No entanto, a crença de que o alimento se torna perigoso e impróprio para o consumo após o vencimento cria medo nas pessoas. Por causa deste medo, elas jogam fora o que é perfeitamente seguro para o consumo. É por isto que alguns fabricantes colocam datas até em álcool, sal, verduras, frutas e produtos de panificação que estão dispensados de data de validade.

Terrorismo do PROCON e do Ministério Público

O governo nunca se preocupou em esclarecer para a população qual o significado da data de vencimento. O código do consumidor, criado sob influência da indústria alimentícia e farmacêutica, equipara produtos com data vencida a produtos deteriorados, adulterados, perigosos, nocivos à saúde. Isto revela a ignorância sesquipedálica dos nossos legisladores quanto ao tema.

Escudados nesta lei infeliz (neste aspecto), Procons e Ministério Público se aliaram aos fabricantes de alimentos industrializados e criaram uma atmosfera de terror nos supermercados, restaurantes, escolas, hospitais. Aplicam pesadas multas e ameaçam com processo qualquer escorregadela que permita deixar na gôndola um produto com data de vencimento ultrapassada. Este terror se estendeu até nossas casas. São os Procons e o Ministério trabalhando para forçar o descarte de alimentos ainda próprios para o consumo.

Mas você, dona de casa, não precisa se submeter a este absurdo. Jogue fora apenas comida estragada, que é bem diferente de alimento com data vencida. Siga a regra da FAO/ONU: se o alimento passa no teste dos seus sentidos (olfato, tato, visão e paladar), ele está bom para o consumo.
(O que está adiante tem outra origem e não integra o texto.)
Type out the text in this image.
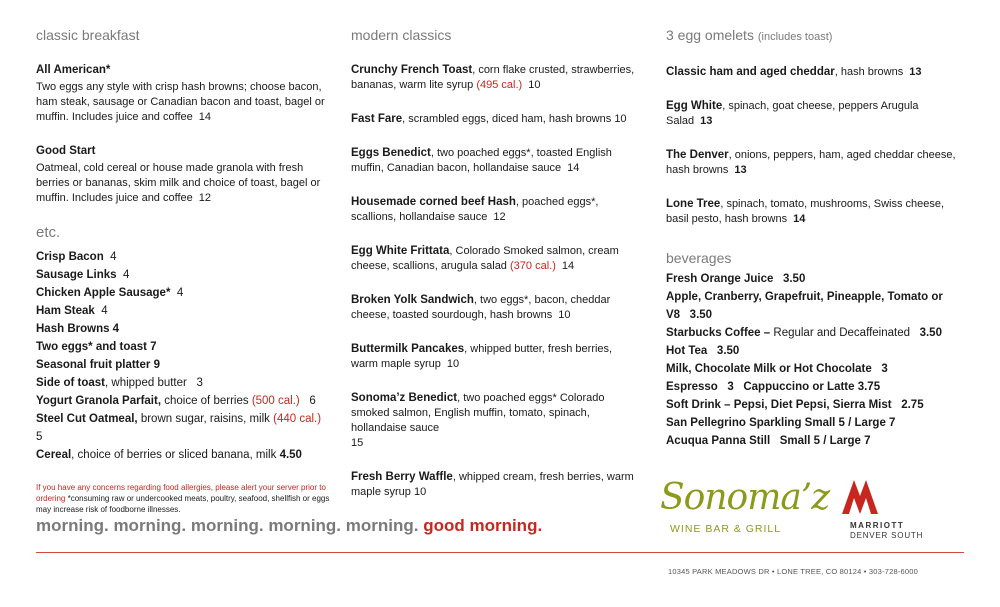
classic breakfast
All American*
Two eggs any style with crisp hash browns; choose bacon, ham steak, sausage or Canadian bacon and toast, bagel or muffin. Includes juice and coffee 14
Good Start
Oatmeal, cold cereal or house made granola with fresh berries or bananas, skim milk and choice of toast, bagel or muffin. Includes juice and coffee 12
etc.
Crisp Bacon 4
Sausage Links 4
Chicken Apple Sausage* 4
Ham Steak 4
Hash Browns 4
Two eggs* and toast 7
Seasonal fruit platter 9
Side of toast, whipped butter 3
Yogurt Granola Parfait, choice of berries (500 cal.) 6
Steel Cut Oatmeal, brown sugar, raisins, milk (440 cal.) 5
Cereal, choice of berries or sliced banana, milk 4.50
If you have any concerns regarding food allergies, please alert your server prior to ordering *consuming raw or undercooked meats, poultry, seafood, shellfish or eggs may increase risk of foodborne illnesses.
modern classics
Crunchy French Toast, corn flake crusted, strawberries, bananas, warm lite syrup (495 cal.) 10
Fast Fare, scrambled eggs, diced ham, hash browns 10
Eggs Benedict, two poached eggs*, toasted English muffin, Canadian bacon, hollandaise sauce 14
Housemade corned beef Hash, poached eggs*, scallions, hollandaise sauce 12
Egg White Frittata, Colorado Smoked salmon, cream cheese, scallions, arugula salad (370 cal.) 14
Broken Yolk Sandwich, two eggs*, bacon, cheddar cheese, toasted sourdough, hash browns 10
Buttermilk Pancakes, whipped butter, fresh berries, warm maple syrup 10
Sonoma’z Benedict, two poached eggs* Colorado smoked salmon, English muffin, tomato, spinach, hollandaise sauce
15
Fresh Berry Waffle, whipped cream, fresh berries, warm maple syrup 10
3 egg omelets (includes toast)
Classic ham and aged cheddar, hash browns 13
Egg White, spinach, goat cheese, peppers Arugula Salad 13
The Denver, onions, peppers, ham, aged cheddar cheese, hash browns 13
Lone Tree, spinach, tomato, mushrooms, Swiss cheese, basil pesto, hash browns 14
beverages
Fresh Orange Juice 3.50
Apple, Cranberry, Grapefruit, Pineapple, Tomato or V8 3.50
Starbucks Coffee – Regular and Decaffeinated 3.50
Hot Tea 3.50
Milk, Chocolate Milk or Hot Chocolate 3
Espresso   3   Cappuccino or Latte 3.75
Soft Drink – Pepsi, Diet Pepsi, Sierra Mist 2.75
San Pellegrino Sparkling Small 5 / Large 7
Acuqua Panna Still   Small 5 / Large 7
Sonoma’z
WINE BAR & GRILL	MARRIOTT
DENVER SOUTH
morning. morning. morning. morning. morning. good morning.
10345 PARK MEADOWS DR • LONE TREE, CO 80124 • 303-728-6000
Por exemplo, comidas congeladas continuam seguras até anos depois da data de vencimento. Elas podem mudar a aparência e a textura, podem até perder parte dos seus nutrientes, mas seu consumo não se torna perigoso para sua família. O mesmo se aplica aos grãos, farinhas, sal, açúcar, mel: guardados na despensa, duram quase infinitamente, exceto se atacados por ratos, gatos e coisas que o valham.

O que os seus sentidos não lhe permitem identificar são os alimentos contaminados com agrotóxicos e produtos venenosos que a indústria está autorizada a usar: corantes, edulcorantes, conservantes, flavorizantes, realçadores de sabor. Estes adoecem e matam, mas são permitidos e não podem ser detectados nem pela data de validade nem por suas qualidades organolépticas. Contra estes também pouco ou nada fazem os Procons e o Ministério Público.

O consumidor é vítima

Em resumo, data de vencimento não protege a saúde do consumidor e ainda opera contra suas finanças. Uma das formas de combater a fome é tornar o alimento mais disponível e mais barato. Eliminar o desperdício ajuda muito nestas duas coisas. Mas, para eliminar o desperdício, temos que afastar a cortina da ignorância que impede os brasileiros de enxergarem o sentido correto da data de validade em alimentos.

Digo brasileiros, porque em muitos países os governos têm papel ativo em mostrar ao consumidor que o vencimento não é motivo para descarte. Aliás, alguns deles — inclusive nos Estados Unidos, o país que mais desperdiça no mundo — não só é permitido vender produtos vencidos, como existem supermercados especializados na venda de produtos vencidos a preços mais baixos.

Entre nós, todos os dias quem pode comprar compra e joga fora 15 ou 20% dos alimentos que compram e os supermercados são obrigados a jogar fora milhares de toneladas de alimentos vencidos, mas perfeitos para o consumo.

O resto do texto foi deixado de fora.